Разумеется, берясь за постановку «События», я отнюдь не собирался ни распутывать клубок, ни сглаживать скачки, в которых заключена прелесть сиринского стиля. В частности, по поводу усов одного героя, которые успели сильно отрасти во время антракта и о которых упоминалось в «Последних новостях», я должен сказать, что было бы невероятно, если бы притом внутреннем состоянии, которое испытывал этот герой, отправляясь на именины разодетый; с цветком в петлице, с букетом в руках, с обдуманными остротами и надеждой встретиться со знаменитым писателем, усы не подтянулись бы, в свою очередь!.. Не следует искать сложных объяснений: ни в пьесе, ни в постановке нет никакой символики: все просто, логично и естественно, как этот пример с усами.
Если же, однако, необходимо отыскивать внутренний смысл, то следует отметить, что пьеса глубоко оптимистична: она говорит о том, что самая реальная жизненная угроза, опасность совсем не так страшна, как то представляют себе люди, причиняющие себе страстью к преувеличениям постоянные неприятности. Эту тему можно расширить в любом направлении. На деле же все обстоит благополучно («и Барбашин не так уж страшен»), и даже знаменитый писатель — для поддержания равновесия — оказывается в натуре невзрачным головастиком.
Не скрою, что я брался за работу с большим волнением. Я предполагал, на основании репертуара Русского театра, что его труппа не подготовлена для такого рода постановок. Мои опасения не оправдались; актеры проявили чрезвычайную гибкость. Они работали над ролями с большим воодушевлением и, по-моему, с героизмом, потому что в один голос признавались, что задача, поставленная Сириным, для них нова, а способы ее разрешения слишком трудны.
Трудности, однако, успешно превзойдены, и артисты — все без исключения — достигли в игре большого класса.
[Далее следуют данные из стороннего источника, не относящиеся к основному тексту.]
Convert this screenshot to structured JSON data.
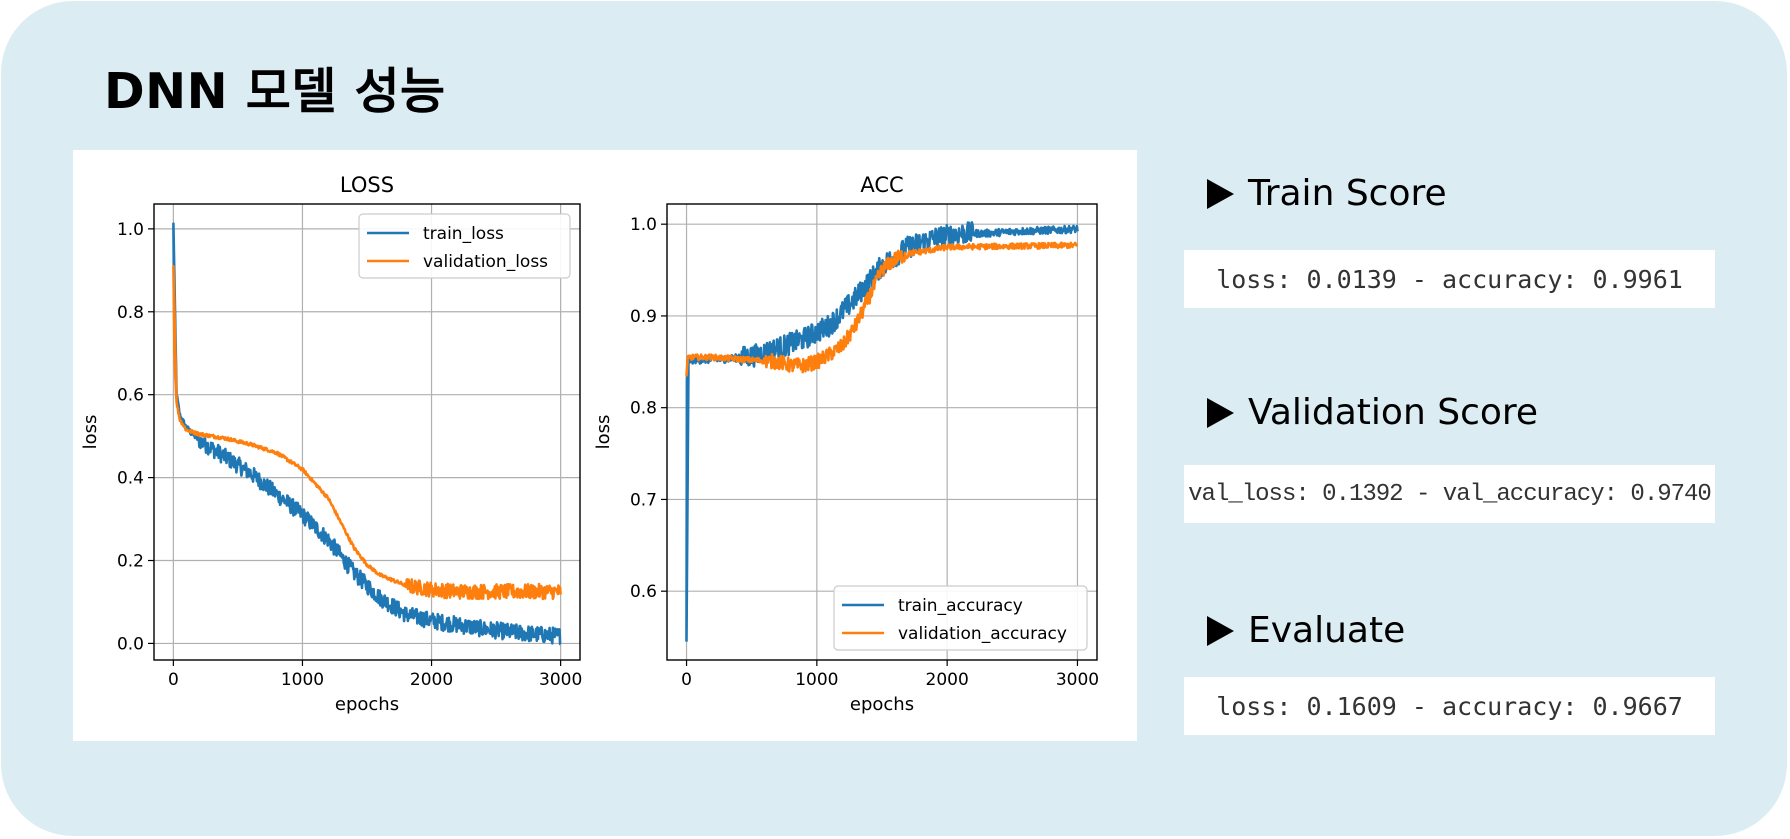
{
  "page_title": "DNN 모델 성능",
  "scores": [
    {
      "heading": "Train Score",
      "text": "loss: 0.0139 - accuracy: 0.9961"
    },
    {
      "heading": "Validation Score",
      "text": "val_loss: 0.1392 - val_accuracy: 0.9740"
    },
    {
      "heading": "Evaluate",
      "text": "loss: 0.1609 - accuracy: 0.9667"
    }
  ],
  "colors": {
    "background": "#dbedf3",
    "train": "#1f77b4",
    "validation": "#ff7f0e"
  },
  "chart_data": [
    {
      "type": "line",
      "title": "LOSS",
      "xlabel": "epochs",
      "ylabel": "loss",
      "xlim": [
        -150,
        3150
      ],
      "ylim": [
        -0.04,
        1.06
      ],
      "xticks": [
        0,
        1000,
        2000,
        3000
      ],
      "yticks": [
        0.0,
        0.2,
        0.4,
        0.6,
        0.8,
        1.0
      ],
      "ytick_labels": [
        "0.0",
        "0.2",
        "0.4",
        "0.6",
        "0.8",
        "1.0"
      ],
      "grid": true,
      "legend_position": "upper right",
      "series": [
        {
          "name": "train_loss",
          "color": "#1f77b4",
          "x": [
            0,
            10,
            25,
            50,
            100,
            200,
            400,
            600,
            800,
            1000,
            1200,
            1400,
            1600,
            1800,
            2000,
            2200,
            2400,
            2600,
            2800,
            3000
          ],
          "y": [
            1.01,
            0.7,
            0.6,
            0.55,
            0.52,
            0.49,
            0.45,
            0.41,
            0.36,
            0.31,
            0.25,
            0.17,
            0.11,
            0.07,
            0.055,
            0.045,
            0.035,
            0.028,
            0.022,
            0.018
          ]
        },
        {
          "name": "validation_loss",
          "color": "#ff7f0e",
          "x": [
            0,
            10,
            25,
            50,
            100,
            200,
            400,
            600,
            800,
            1000,
            1200,
            1300,
            1400,
            1500,
            1600,
            1800,
            2000,
            2200,
            2400,
            2600,
            2800,
            3000
          ],
          "y": [
            0.91,
            0.68,
            0.58,
            0.54,
            0.515,
            0.505,
            0.495,
            0.48,
            0.46,
            0.42,
            0.35,
            0.29,
            0.23,
            0.19,
            0.165,
            0.14,
            0.13,
            0.125,
            0.125,
            0.125,
            0.125,
            0.125
          ]
        }
      ]
    },
    {
      "type": "line",
      "title": "ACC",
      "xlabel": "epochs",
      "ylabel": "loss",
      "xlim": [
        -150,
        3150
      ],
      "ylim": [
        0.525,
        1.022
      ],
      "xticks": [
        0,
        1000,
        2000,
        3000
      ],
      "yticks": [
        0.6,
        0.7,
        0.8,
        0.9,
        1.0
      ],
      "ytick_labels": [
        "0.6",
        "0.7",
        "0.8",
        "0.9",
        "1.0"
      ],
      "grid": true,
      "legend_position": "lower right",
      "series": [
        {
          "name": "train_accuracy",
          "color": "#1f77b4",
          "x": [
            0,
            3,
            8,
            15,
            100,
            300,
            500,
            700,
            900,
            1100,
            1300,
            1500,
            1700,
            1900,
            2100,
            2300,
            2500,
            2700,
            2900,
            3000
          ],
          "y": [
            0.545,
            0.83,
            0.85,
            0.852,
            0.852,
            0.853,
            0.856,
            0.865,
            0.875,
            0.89,
            0.92,
            0.955,
            0.975,
            0.985,
            0.99,
            0.99,
            0.992,
            0.993,
            0.994,
            0.995
          ]
        },
        {
          "name": "validation_accuracy",
          "color": "#ff7f0e",
          "x": [
            0,
            10,
            30,
            200,
            500,
            700,
            800,
            900,
            1000,
            1100,
            1200,
            1300,
            1400,
            1500,
            1600,
            1700,
            1800,
            2000,
            2500,
            3000
          ],
          "y": [
            0.835,
            0.855,
            0.855,
            0.855,
            0.852,
            0.85,
            0.846,
            0.846,
            0.85,
            0.858,
            0.868,
            0.89,
            0.92,
            0.95,
            0.962,
            0.968,
            0.97,
            0.975,
            0.976,
            0.977
          ]
        }
      ]
    }
  ]
}
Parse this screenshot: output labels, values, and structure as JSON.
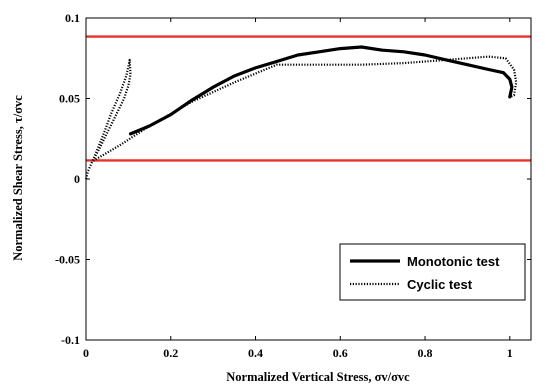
{
  "chart_data": {
    "type": "line",
    "title": "",
    "xlabel": "Normalized Vertical Stress, σv/σvc",
    "ylabel": "Normalized Shear Stress, τ/σvc",
    "xlim": [
      0,
      1.05
    ],
    "ylim": [
      -0.1,
      0.1
    ],
    "x_ticks": [
      "0",
      "0.2",
      "0.4",
      "0.6",
      "0.8",
      "1"
    ],
    "y_ticks": [
      "-0.1",
      "-0.05",
      "0",
      "0.05",
      "0.1"
    ],
    "grid": false,
    "legend_position": "bottom-right",
    "series": [
      {
        "name": "Monotonic test",
        "style": "solid",
        "color": "#000000",
        "points": [
          [
            0.105,
            0.028
          ],
          [
            0.15,
            0.033
          ],
          [
            0.2,
            0.04
          ],
          [
            0.25,
            0.049
          ],
          [
            0.3,
            0.057
          ],
          [
            0.35,
            0.064
          ],
          [
            0.4,
            0.069
          ],
          [
            0.45,
            0.073
          ],
          [
            0.5,
            0.077
          ],
          [
            0.55,
            0.079
          ],
          [
            0.6,
            0.081
          ],
          [
            0.65,
            0.082
          ],
          [
            0.7,
            0.08
          ],
          [
            0.75,
            0.079
          ],
          [
            0.8,
            0.077
          ],
          [
            0.85,
            0.074
          ],
          [
            0.9,
            0.071
          ],
          [
            0.95,
            0.068
          ],
          [
            0.985,
            0.066
          ],
          [
            1.0,
            0.062
          ],
          [
            1.005,
            0.057
          ],
          [
            1.0,
            0.051
          ]
        ]
      },
      {
        "name": "Cyclic test",
        "style": "dotted",
        "color": "#000000",
        "points": [
          [
            0.0,
            0.0
          ],
          [
            0.005,
            0.005
          ],
          [
            0.02,
            0.014
          ],
          [
            0.04,
            0.027
          ],
          [
            0.06,
            0.041
          ],
          [
            0.08,
            0.053
          ],
          [
            0.095,
            0.064
          ],
          [
            0.1,
            0.07
          ],
          [
            0.103,
            0.074
          ],
          [
            0.105,
            0.065
          ],
          [
            0.1,
            0.058
          ],
          [
            0.09,
            0.05
          ],
          [
            0.075,
            0.042
          ],
          [
            0.06,
            0.034
          ],
          [
            0.045,
            0.026
          ],
          [
            0.03,
            0.018
          ],
          [
            0.015,
            0.011
          ],
          [
            0.08,
            0.021
          ],
          [
            0.15,
            0.033
          ],
          [
            0.25,
            0.048
          ],
          [
            0.35,
            0.06
          ],
          [
            0.45,
            0.071
          ],
          [
            0.55,
            0.071
          ],
          [
            0.65,
            0.071
          ],
          [
            0.75,
            0.072
          ],
          [
            0.85,
            0.074
          ],
          [
            0.95,
            0.076
          ],
          [
            0.99,
            0.075
          ],
          [
            1.01,
            0.068
          ],
          [
            1.015,
            0.06
          ],
          [
            1.01,
            0.052
          ],
          [
            1.0,
            0.051
          ]
        ]
      }
    ],
    "reference_lines": [
      {
        "y": 0.0885,
        "color": "#e8302a"
      },
      {
        "y": 0.0115,
        "color": "#e8302a"
      }
    ]
  },
  "legend": {
    "items": [
      {
        "label": "Monotonic test",
        "style": "solid"
      },
      {
        "label": "Cyclic test",
        "style": "dotted"
      }
    ]
  }
}
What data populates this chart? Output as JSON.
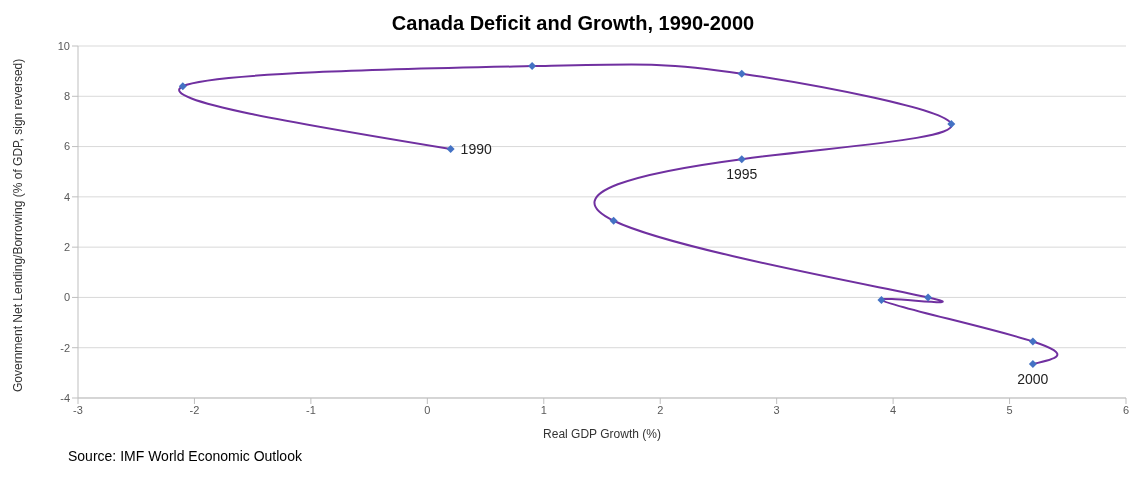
{
  "chart_data": {
    "type": "line",
    "title": "Canada Deficit and Growth, 1990-2000",
    "xlabel": "Real GDP Growth (%)",
    "ylabel": "Government Net Lending/Borrowing (% of GDP,  sign reversed)",
    "x": [
      0.2,
      -2.1,
      0.9,
      2.7,
      4.5,
      2.7,
      1.6,
      4.3,
      3.9,
      5.2,
      5.2
    ],
    "series": [
      {
        "color": "#7030a0",
        "colors": [
          "#4472c4",
          "#4472c4",
          "#4472c4",
          "#4472c4",
          "#4472c4",
          "#4472c4",
          "#4472c4",
          "#4472c4",
          "#4472c4",
          "#4472c4",
          "#4472c4"
        ],
        "values": [
          5.9,
          8.4,
          9.2,
          8.9,
          6.9,
          5.5,
          3.05,
          0,
          -0.1,
          -1.75,
          -2.65
        ]
      }
    ],
    "xlim": [
      -3,
      6
    ],
    "xticks": [
      -3,
      -2,
      -1,
      0,
      1,
      2,
      3,
      4,
      5,
      6
    ],
    "ylim": [
      -4,
      10
    ],
    "yticks": [
      -4,
      -2,
      0,
      2,
      4,
      6,
      8,
      10
    ],
    "grid": "y",
    "marker": "diamond",
    "legend": false,
    "annotations": [
      {
        "text": "1990",
        "x": 0.2,
        "y": 5.9
      },
      {
        "text": "1995",
        "x": 2.7,
        "y": 5.5
      },
      {
        "text": "2000",
        "x": 5.2,
        "y": -2.65
      },
      "Source: IMF World Economic Outlook"
    ]
  }
}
Последние новости. 1938. 12 марта. № 6195. С. 4
Георгий Адамович
Рец.: «Русские записки». 1938. № 4
Если бы в литературном отделе обновленных «Русских записок» не было ничего, кроме пьесы Сирина «Событие», то и в таком случае интерес к нему был бы обеспечен. Сирин — бесспорно виднейший из писателей «пореволюционного» поколения. Пьеса его вызвала у нас самые противоречивые толки. Проверить в чтении шаткое, подчиненное всевозможным случайностям театральное впечатление рад будет всякий.
Напомню, что на первом представлении комедия успеха не имела. На втором она, наоборот, очень понравилась зрителям. Это расхождение в оценках было довольно своеобразно истолковано: на премьере будто бы присутствовали люди, ищущие к чему бы придраться, люди, утратившие способность с настоящей непосредственностью и свежестью «реагировать» на произведение искусства, короче — снобы; на втором — широкая публика, сразу поддавшаяся очарованию таланта и мастерства. Принужден по этому признаку причислить себя к снобам — с некоторым удивлением, впрочем, что до сих пор Сирин именно в рядах литературных гурманов и вербовал своих поклонников, а широкие читатели предпочитали других авторов. Почему на спектакле в Русском театре произошла метаморфоза — понять трудно — но так как всякому факту надо найти объяснение, примем то, которое было предложено. В конце концов, это была только гипотеза, срок существования которой был определен короткий — до выхода «Русских записок».
Прежде всего следует «заявить отвод» против распространенного мнения, будто не самый текст, а лишь пригодность его к воплощению на сцене — мерило для суждения о пьесе. Не важны будто бы литературные достоинства драмы или комедии, важна театральность, сценичность! Какие бы ни приводить в пользу такого суждения доводы, история их опровергает. Удержалось на сцене только то, что еще можно читать. Правило не знает, кажется, ни одного исключения, хотя и допускает колебания. Мольер, например, проигрывает в чтении и выигрывает при «свете рампы», а Ибсен и, в сущности, даже Шекспир именно в книгах вырастают. Нет ни одной бесспорно ценной в театральном отношении пьесы, которая не имела бы ценности и литературной, — разве что какая-нибудь «Дама с камелиями», которую большая актриса еще способна оживить или хотя бы гальванизировать! Но «Дама с камелиями» и ей подобные вещи — не столько пьесы, сколько роль.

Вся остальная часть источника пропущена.